Athough the proper avenue for Croskey to challenge the forfeiture was a motion to set aside, see 18 U.S.C. § 983(e)(1), (5) (motion to set aside nonjudicial forfeiture shall be exclusive remedy for seeking to set aside declaration of forfeiture), the district court properly gave liberal construction to Croskey’s Rule 41(g) motion as challenging the adequacy of the government’s notice, see United States v. Woodall, 12 F.3d 791, 793-94 & n. 1 (8th Cir.1993) (liberally construing Rule 41 motion as collateral attack on adequacy of notice of administrative forfeiture), overruled on other grounds by Dusenbery v. United States, 534 U.S. 161, 166-67 & n. 3, 170, 122 S.Ct. 694, 151 L.Ed.2d 597 (2002). In a motion to set aside, Croskey may challenge whether the Drug Enforcement Agency (DEA) provided adequate notice of the administrative forfeitures, but cannot challenge the merits of the administrative forfeiture actions. See Lobzun v. United States, 422 F.3d 503, 507 (7th Cir.2005) (federal courts have jurisdiction to review whether notice provided in administrative forfeiture action afforded claimant constitutional due process, and if notice failed to comport with due process, forfeiture action is void); Valderrama v. United States, 417 F.3d 1189, 1196 (11th Cir.2005) (court lacked jurisdiction to review merits of administrative or nonjudicial forfeiture, and instead review was limited to determining whether agency followed proper procedural safeguards).

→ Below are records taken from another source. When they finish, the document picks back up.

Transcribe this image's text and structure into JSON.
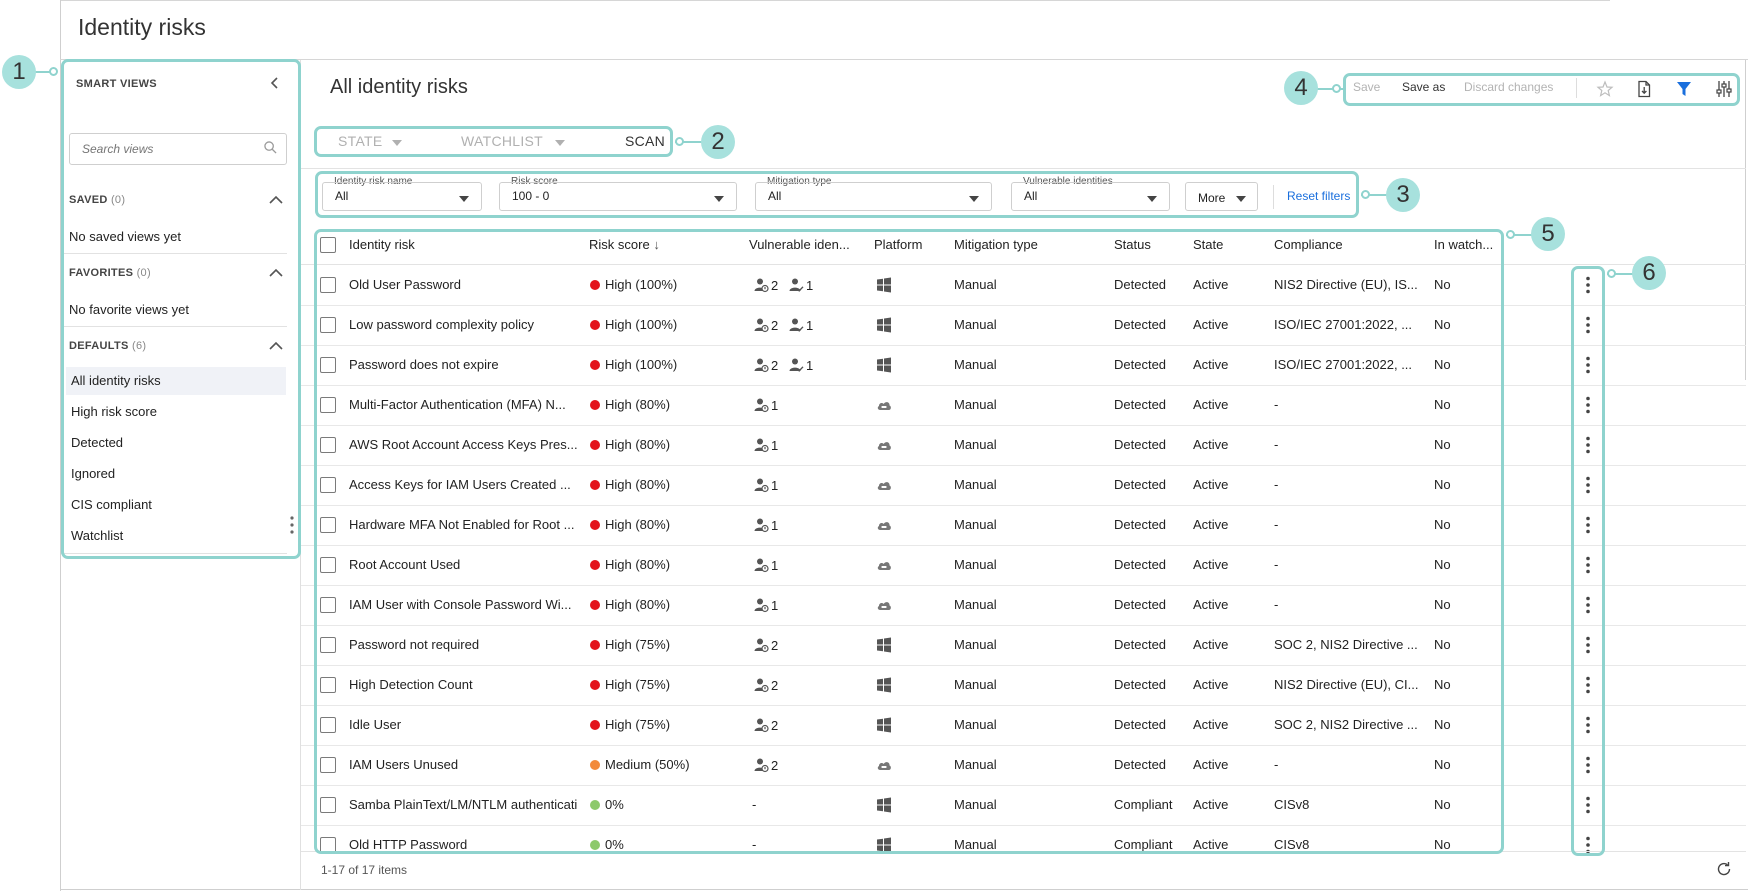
{
  "page": {
    "title": "Identity risks"
  },
  "sidebar": {
    "title": "SMART VIEWS",
    "search_placeholder": "Search views",
    "saved": {
      "label": "SAVED",
      "count": "(0)",
      "empty": "No saved views yet"
    },
    "favorites": {
      "label": "FAVORITES",
      "count": "(0)",
      "empty": "No favorite views yet"
    },
    "defaults": {
      "label": "DEFAULTS",
      "count": "(6)",
      "items": [
        "All identity risks",
        "High risk score",
        "Detected",
        "Ignored",
        "CIS compliant",
        "Watchlist"
      ],
      "active_index": 0
    }
  },
  "main": {
    "title": "All identity risks",
    "toolbar": {
      "save": "Save",
      "save_as": "Save as",
      "discard": "Discard changes"
    },
    "tabs": [
      "STATE",
      "WATCHLIST",
      "SCAN"
    ],
    "filters": [
      {
        "label": "Identity risk name",
        "value": "All"
      },
      {
        "label": "Risk score",
        "value": "100 - 0"
      },
      {
        "label": "Mitigation type",
        "value": "All"
      },
      {
        "label": "Vulnerable identities",
        "value": "All"
      }
    ],
    "more": "More",
    "reset": "Reset filters"
  },
  "table": {
    "columns": [
      "Identity risk",
      "Risk score",
      "Vulnerable iden...",
      "Platform",
      "Mitigation type",
      "Status",
      "State",
      "Compliance",
      "In watch..."
    ],
    "sort_indicator": "↓",
    "rows": [
      {
        "name": "Old User Password",
        "risk": "High (100%)",
        "level": "high",
        "vuln": [
          "2",
          "1"
        ],
        "platform": "windows",
        "mitigation": "Manual",
        "status": "Detected",
        "state": "Active",
        "compliance": "NIS2 Directive (EU), IS...",
        "watch": "No"
      },
      {
        "name": "Low password complexity policy",
        "risk": "High (100%)",
        "level": "high",
        "vuln": [
          "2",
          "1"
        ],
        "platform": "windows",
        "mitigation": "Manual",
        "status": "Detected",
        "state": "Active",
        "compliance": "ISO/IEC 27001:2022, ...",
        "watch": "No"
      },
      {
        "name": "Password does not expire",
        "risk": "High (100%)",
        "level": "high",
        "vuln": [
          "2",
          "1"
        ],
        "platform": "windows",
        "mitigation": "Manual",
        "status": "Detected",
        "state": "Active",
        "compliance": "ISO/IEC 27001:2022, ...",
        "watch": "No"
      },
      {
        "name": "Multi-Factor Authentication (MFA) N...",
        "risk": "High (80%)",
        "level": "high",
        "vuln": [
          "1"
        ],
        "platform": "cloud",
        "mitigation": "Manual",
        "status": "Detected",
        "state": "Active",
        "compliance": "-",
        "watch": "No"
      },
      {
        "name": "AWS Root Account Access Keys Pres...",
        "risk": "High (80%)",
        "level": "high",
        "vuln": [
          "1"
        ],
        "platform": "cloud",
        "mitigation": "Manual",
        "status": "Detected",
        "state": "Active",
        "compliance": "-",
        "watch": "No"
      },
      {
        "name": "Access Keys for IAM Users Created ...",
        "risk": "High (80%)",
        "level": "high",
        "vuln": [
          "1"
        ],
        "platform": "cloud",
        "mitigation": "Manual",
        "status": "Detected",
        "state": "Active",
        "compliance": "-",
        "watch": "No"
      },
      {
        "name": "Hardware MFA Not Enabled for Root ...",
        "risk": "High (80%)",
        "level": "high",
        "vuln": [
          "1"
        ],
        "platform": "cloud",
        "mitigation": "Manual",
        "status": "Detected",
        "state": "Active",
        "compliance": "-",
        "watch": "No"
      },
      {
        "name": "Root Account Used",
        "risk": "High (80%)",
        "level": "high",
        "vuln": [
          "1"
        ],
        "platform": "cloud",
        "mitigation": "Manual",
        "status": "Detected",
        "state": "Active",
        "compliance": "-",
        "watch": "No"
      },
      {
        "name": "IAM User with Console Password Wi...",
        "risk": "High (80%)",
        "level": "high",
        "vuln": [
          "1"
        ],
        "platform": "cloud",
        "mitigation": "Manual",
        "status": "Detected",
        "state": "Active",
        "compliance": "-",
        "watch": "No"
      },
      {
        "name": "Password not required",
        "risk": "High (75%)",
        "level": "high",
        "vuln": [
          "2"
        ],
        "platform": "windows",
        "mitigation": "Manual",
        "status": "Detected",
        "state": "Active",
        "compliance": "SOC 2, NIS2 Directive ...",
        "watch": "No"
      },
      {
        "name": "High Detection Count",
        "risk": "High (75%)",
        "level": "high",
        "vuln": [
          "2"
        ],
        "platform": "windows",
        "mitigation": "Manual",
        "status": "Detected",
        "state": "Active",
        "compliance": "NIS2 Directive (EU), CI...",
        "watch": "No"
      },
      {
        "name": "Idle User",
        "risk": "High (75%)",
        "level": "high",
        "vuln": [
          "2"
        ],
        "platform": "windows",
        "mitigation": "Manual",
        "status": "Detected",
        "state": "Active",
        "compliance": "SOC 2, NIS2 Directive ...",
        "watch": "No"
      },
      {
        "name": "IAM Users Unused",
        "risk": "Medium (50%)",
        "level": "medium",
        "vuln": [
          "2"
        ],
        "platform": "cloud",
        "mitigation": "Manual",
        "status": "Detected",
        "state": "Active",
        "compliance": "-",
        "watch": "No"
      },
      {
        "name": "Samba PlainText/LM/NTLM authenticati",
        "risk": "0%",
        "level": "low",
        "vuln": [],
        "vuln_text": "-",
        "platform": "windows",
        "mitigation": "Manual",
        "status": "Compliant",
        "state": "Active",
        "compliance": "CISv8",
        "watch": "No"
      },
      {
        "name": "Old HTTP Password",
        "risk": "0%",
        "level": "low",
        "vuln": [],
        "vuln_text": "-",
        "platform": "windows",
        "mitigation": "Manual",
        "status": "Compliant",
        "state": "Active",
        "compliance": "CISv8",
        "watch": "No"
      }
    ],
    "footer": "1-17 of 17 items"
  },
  "callouts": [
    "1",
    "2",
    "3",
    "4",
    "5",
    "6"
  ],
  "colors": {
    "high": "#e3121b",
    "medium": "#f28a3b",
    "low": "#8cc96b",
    "accent": "#1a6fdd",
    "highlight": "#8fd3ce"
  }
}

The government’s motion to supplement the record is granted. Croskey’s pleading error in the district court prevented the government from submitting evidence regarding the Tahoe. See Ortiz v. United States, 664 F.3d 1151, 1164-65 (8th Cir.2011) (acknowledging narrow interest-of-justice exception to general rule that appellate court cannot consider evidence that was not contained in record below); Dakota Indus., Inc. v. Dakota Sportswear, Inc., 988 F.2d 61, 63-64 (8th Cir.1993) (considering new evidence submitted on appeal, where appellee’s misrepresentation — will-fill or otherwise — left district court with incomplete factual record, and failure to submit evidence to district court was not due to lack of diligence by appellant).

This court reviews de novo the district court’s conclusion that Croskey received “proper notice,” see Lobzun, 422 F.3d at 507 (de novo review of whether DEA’s notice procedures complied with due process), and concludes that the government submitted sufficient evidence to show that it took reasonable steps to notify Croskey of the forfeitures, see 18 U.S.C. § 983(e)(1)(B) (providing that motion to set aside forfeiture shall be granted if, inter alia, “the moving party did not know or have reason to know of the seizure within sufficient time to file a timely claim”); Dusenbery, 534 U.S. at 168-73, 122 S.Ct. 694 (due process clause requires government’s notice efforts be reasonably calculated under all circumstances to apprise interested parties of pendency of administrative forfeiture action; actual notice is not required). The government sent notice of the forfeiture of the watches and the Tahoe to Chet Pleban (based on Cros-key’s statement at her initial appearance that she would retain Pleban as counsel, although Pleban only entered an appearance on behalf of Croskey’s co-defendant Kevin White), to White’s residence (for which it appears Croskey signed), and to Croskey’s home and business addresses in Atlanta before her arrest. The government also published notice in the Wall Street Journal of its intended forfeiture of the Tahoe. As to the Challenger, the government sent notices to Croskey’s business address before and after her arrest. During her first trial, when asked why she did not file a claim for the Challenger, Cros-key did not dispute notice of the forfeiture proceedings but instead stated: “I went to Chet Pleban and gave him all the paperwork.” The notice was sufficient.

The judgment is affirmed. 
      
      . The Honorable Jean C. Hamilton, United States District Judge for the Eastern District of Missouri.